A first-grade teacher was having trouble with one of her students.
The teacher asked, "Little Johnny what is your problem?"

Little Johnny answered, "I'm too smart for the first-grade. My sister is in the third-grade and I'm smarter than she is! I think I should be in the third-grade too!"

The teacher had enough. She took Little Johnny to the principal's office. While Little Johnny waited in the outer office, the teacher explained to the principal what the situation was. The principal told the teacher he would give the boy a test and if he failed to answer
any of his questions he was to go back to the first-grade and behave.

The teacher agreed.

Little Johnny was brought in and the conditions were explained to him and he agreed to take the test.

Principal: "What is 3 x 3?"

Little Johnny: "9"

Principal: "What is 6 x 6?"

Little Johnny: "36"

And so it went with every question the principal thought a third-grade should know. The principal looks at the teacher and tells her, "I think Little Johnny can go to the third-grade."

The teacher says to the principal, "Let me ask him some questions?"

The principal and Little Johnny both agree.

Teacher: "What does a cow have four of that I have only two of?

Little Johnny: "Legs"

Teacher: "What is in your pants that you have but I do not have?"

(The principal wondered, why does she ask such a question!)

Little Johnny: "Pockets"

Teacher: "What does a dog do that a man steps into?"

Little Johnny: "Pants"

Teacher: What's starts with a C and ends with a T, is hairy, oval, delicious and contains thin whitish liquid?"

The principal's eyes open really wide and before he could stop the answer...)

Little Johnny: "Coconut"

Teacher: "What goes in hard and pink then comes out soft and sticky?"

Little Johnny: "Bubblegum"

Teacher: "What does a man do standing up, a woman do sitting down and
a dog do on three legs?"

The principal's eyes open really wide and before he could stop the answer...)

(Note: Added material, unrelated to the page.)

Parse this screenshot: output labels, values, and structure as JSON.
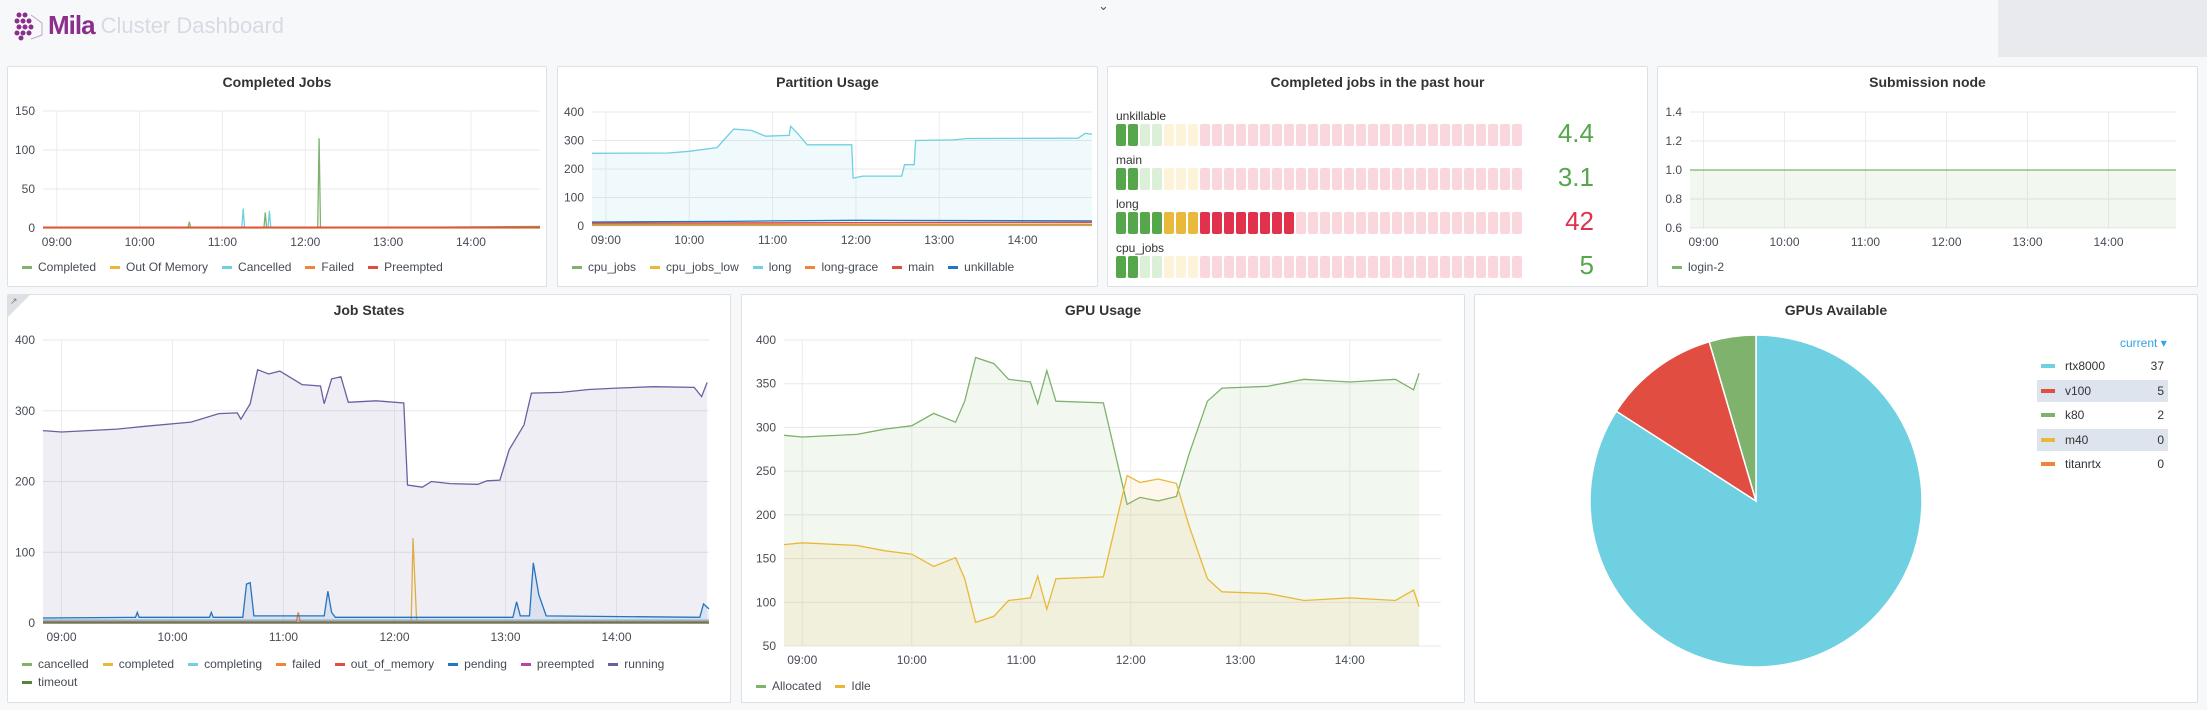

Little Johnny: "Shake hands"

Teacher: "Now I will ask some '"Who am I" sort of questions, okay?"

Little Johnny: "Yup"

Teacher: you blow me, you feel good"

Little Johnny: "Nose"

Teacher: "I have a stiff shaft. My tip penetrates. I come with a quiver"

Little Johnny: "Arrow"

Teacher: "What word starts with an 'F' and ends in 'K' that means alot of excitement?"

Little Johnny: "Firetruck"

The principal breathed a sigh of relief and told the teacher, "Put his *** in the fifth-grade, I got the last ten questions wrong myself."


----------



## ppko (Dec 14, 2004)

Lol


----------



## KenpoTex (Dec 15, 2004)

Nice!:roflmao:


----------